Last year, the poverty line was raised from $ 1,25 to $ 1,9 a day, but what does the measure really say about poverty? Social aspects, such as access to education and health, also affect the well-being of households. How we choose to measure poverty is very much a political issue, writes development economist Annie Sturesson.
In November last year, the number of poor people in the world tripled overnight. It was the World Bank that adjusted the international poverty line from $ 1,25 a day to $ 1,9 a day. The fact that the international poverty line is $ 1,9 means that all people around the world who live on less than SEK 16 a day are considered to live in extreme income poverty. But what does the income poverty measure really say about poverty? What is measured and what is omitted?
The number of people living in income poverty is regularly measured with the help of household surveys in almost all countries in the world. The statistics are easily accessible and comparable, which means that income poverty is often used to compare poverty over time and space, both within a country and between countries. Income poverty is also the most well-known measure of poverty.
Technical adjustment redraws the poverty map
The first international poverty line was calculated by the World Bank in 1990, when it was $ 1. The border was based on the average of national poverty lines in a dozen of the world's poorest countries and was then used as a yardstick for the first millennium goal of halving poverty.
The limit for extreme income poverty is calculated so that it corresponds to the same purchasing power in all countries. To reflect actual purchasing power, the limit needs to be adjusted regularly due to inflation. The World Bank's raising of the border is thus primarily a technical procedure, but it still affects who is considered poor, and where the world's poor are considered to be.
With the new poverty line of $ 1,9 a day, for example, Africa's share of the world's poor fell from 73 to 46 percent. At the same time, the proportion of the world poor increased in countries such as India, Pakistan and Bangladesh. The new poverty line makes it clear that even though the very poorest still live in Africa, poverty is still a global phenomenon.
Easily accessible but one-sided statistics
A weakness with income poverty as a measure is that access to updated and reliable statistics is a problem in many developing countries. Another weakness is that the measure does not take into account basic social aspects that affect a household's well-being, such as access to education and health.

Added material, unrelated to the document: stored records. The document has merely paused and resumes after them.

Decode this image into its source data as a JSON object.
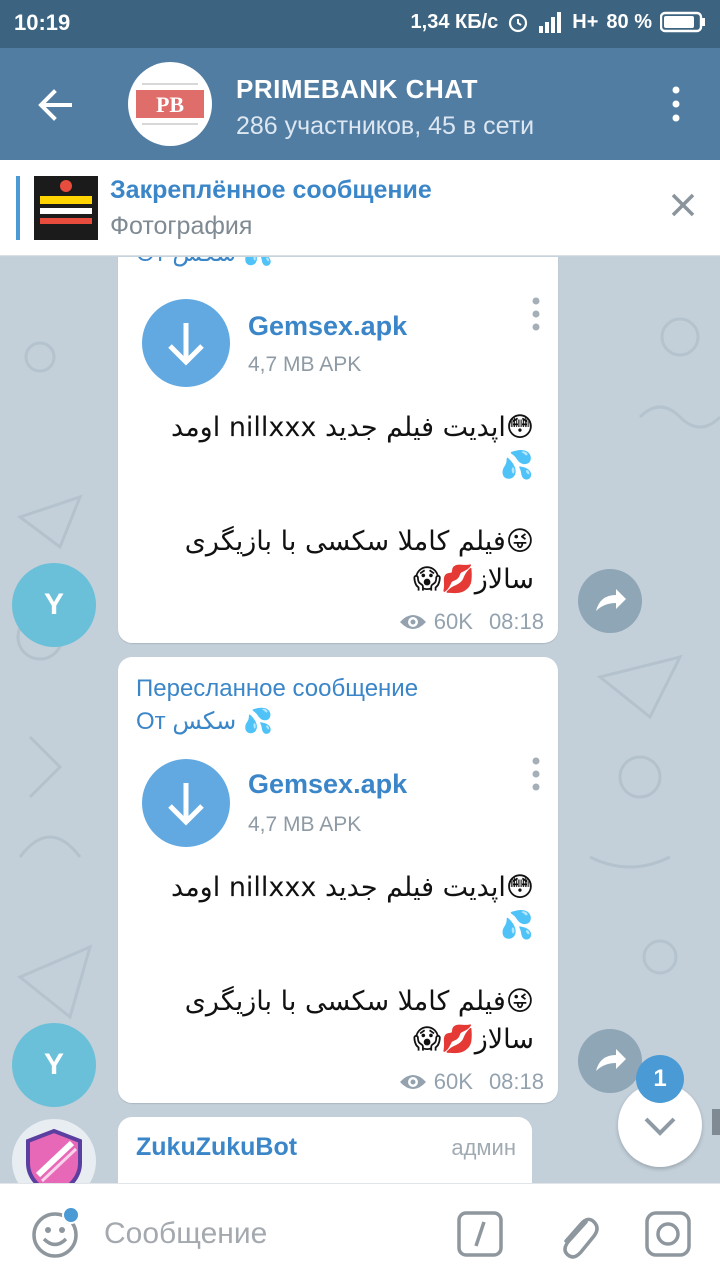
{
  "status_bar": {
    "time": "10:19",
    "speed": "1,34 КБ/с",
    "network": "H+",
    "battery": "80 %"
  },
  "header": {
    "title": "PRIMEBANK CHAT",
    "subtitle": "286 участников, 45 в сети",
    "avatar_text": "PB"
  },
  "pinned": {
    "title": "Закреплённое сообщение",
    "subtitle": "Фотография"
  },
  "messages": [
    {
      "forward_from": "От سکس 💦",
      "file_name": "Gemsex.apk",
      "file_meta": "4,7 MB APK",
      "text_line1": "😳اپدیت فیلم جدید nillxxx اومد",
      "text_line2": "💦",
      "text_line3": "😜فیلم کاملا سکسی با بازیگری",
      "text_line4": "سالاز💋😱",
      "views": "60K",
      "time": "08:18",
      "avatar_letter": "Y"
    },
    {
      "forward_label": "Пересланное сообщение",
      "forward_from": "От سکس 💦",
      "file_name": "Gemsex.apk",
      "file_meta": "4,7 MB APK",
      "text_line1": "😳اپدیت فیلم جدید nillxxx اومد",
      "text_line2": "💦",
      "text_line3": "😜فیلم کاملا سکسی با بازیگری",
      "text_line4": "سالاز💋😱",
      "views": "60K",
      "time": "08:18",
      "avatar_letter": "Y"
    }
  ],
  "bot_message": {
    "name": "ZukuZukuBot",
    "role": "админ"
  },
  "scroll_badge": "1",
  "input": {
    "placeholder": "Сообщение"
  },
  "colors": {
    "header": "#527da3",
    "status_bar": "#3c6380",
    "accent": "#3a86c8",
    "avatar_y": "#6ac0d8"
  }
}
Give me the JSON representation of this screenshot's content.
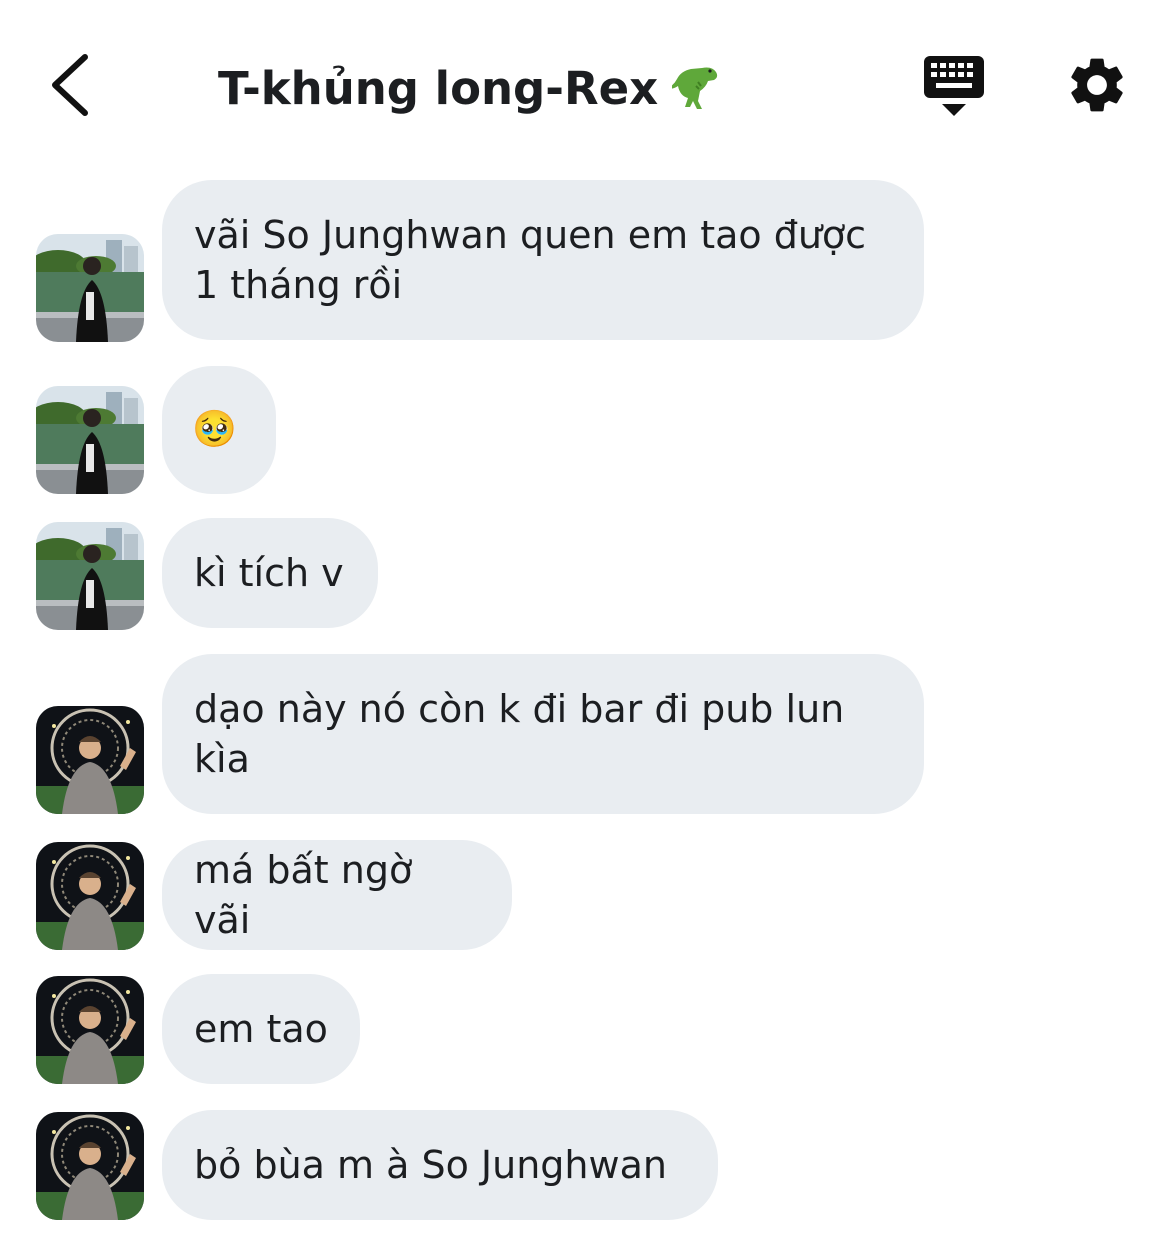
{
  "header": {
    "title": "T-khủng long-Rex",
    "title_emoji": "t-rex-emoji",
    "back_icon": "chevron-left-icon",
    "keyboard_icon": "keyboard-hide-icon",
    "settings_icon": "gear-icon"
  },
  "colors": {
    "bubble_bg": "#e9edf1",
    "text": "#1c1e21",
    "icon": "#111111"
  },
  "messages": [
    {
      "sender_avatar": "avatar-lake",
      "text": "vãi So Junghwan quen em tao được 1 tháng rồi"
    },
    {
      "sender_avatar": "avatar-lake",
      "text": "🥹"
    },
    {
      "sender_avatar": "avatar-lake",
      "text": "kì tích v"
    },
    {
      "sender_avatar": "avatar-ferris",
      "text": "dạo này nó còn k đi bar đi pub lun kìa"
    },
    {
      "sender_avatar": "avatar-ferris",
      "text": "má bất ngờ vãi"
    },
    {
      "sender_avatar": "avatar-ferris",
      "text": "em tao"
    },
    {
      "sender_avatar": "avatar-ferris",
      "text": "bỏ bùa m à So Junghwan"
    }
  ]
}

Cambodia has been praised for its successful fight against poverty. Between 2004 and 2011, income poverty in the country decreased from every second household to every tenth household. Most people who got out of poverty, however, were just below the poverty line and have only minimally improved their life situation. According to the World Bank, a reduction in households' daily income by $ 0,30 per day would lead to 40 percent of the population falling back into extreme poverty.
According to the income poverty measure, one is either poor or non-poor, but poverty is not a static condition. Many households move back and forth across the poverty line. Households that have succeeded in raising their income can easily fall back into poverty, for example if the harvest goes wrong or a family member falls ill or loses their job.
Increased consumption hides negative trends
A basic assumption for income poverty is that increased consumption leads to reduced poverty and a more tolerable life, but the a household finances its increased consumption also plays a role. In many developing countries, a worrying connection is seen between increased household consumption and increased borrowing. Households that use borrowed money for investments often improve their means of subsistence, but loans for consumption risk leading to a negative debt spiral.
In Cambodia, more than half of the poorest households have taken out loans, either microcredit or informal loans, which are higher than their total annual income. More than half of the loans went to expenses such as food, medicine and religious events. Many households are forced to cut down on food costs or take their children out of school to repay high-interest loans. To understand the vulnerability of households, it is therefore not enough to look at consumption levels.
Not just a matter of income
The limitations of the income poverty measure have been well known for a long time. Nobel laureate Amartya Sen argued as early as the 1980s that it was not just economic conditions that played a role in poverty. The living conditions of the poor are determined by their freedoms and opportunities to take advantage of them. Amartya Sen's thinking contributed to the UN developing the Human Development Index (HDI) in the 1990s, a measure of poverty that weighs on health and education. A more recent addition is the Multidimensional Poverty Index (MPI), which is based on 10 indicators for measuring a household's well-being and standard of living.
The multidimensional view of poverty is central to the UN's global goals for sustainable development. The first goal is: "Eradicate poverty in all its forms, everywhere." It is, to say the least, an ambitious and important goal, but also difficult to measure. In 2016, the UN will work with international organizations and national statistical institutes - including Statistics Sweden - to develop indicators for the 169 sub-targets. In June this year, a report is expected from a poverty commission appointed by the World Bank on various alternatives for measuring poverty. Work is also underway within Sida to update the authority's understanding of, and definition of, multidimensional poverty.
Income poverty is a still current measure for estimating the prevalence of poverty and overall trends, but to understand the complexity of poverty, an income-based measure is not enough. How we choose to measure poverty is largely a political issue. What we put into the concept of poverty and what indicators we use to measure it affect what policies and strategies are developed to eradicate poverty. The dynamic nature of poverty is an important starting point for contributing to a more lasting and long-term reduction in poverty.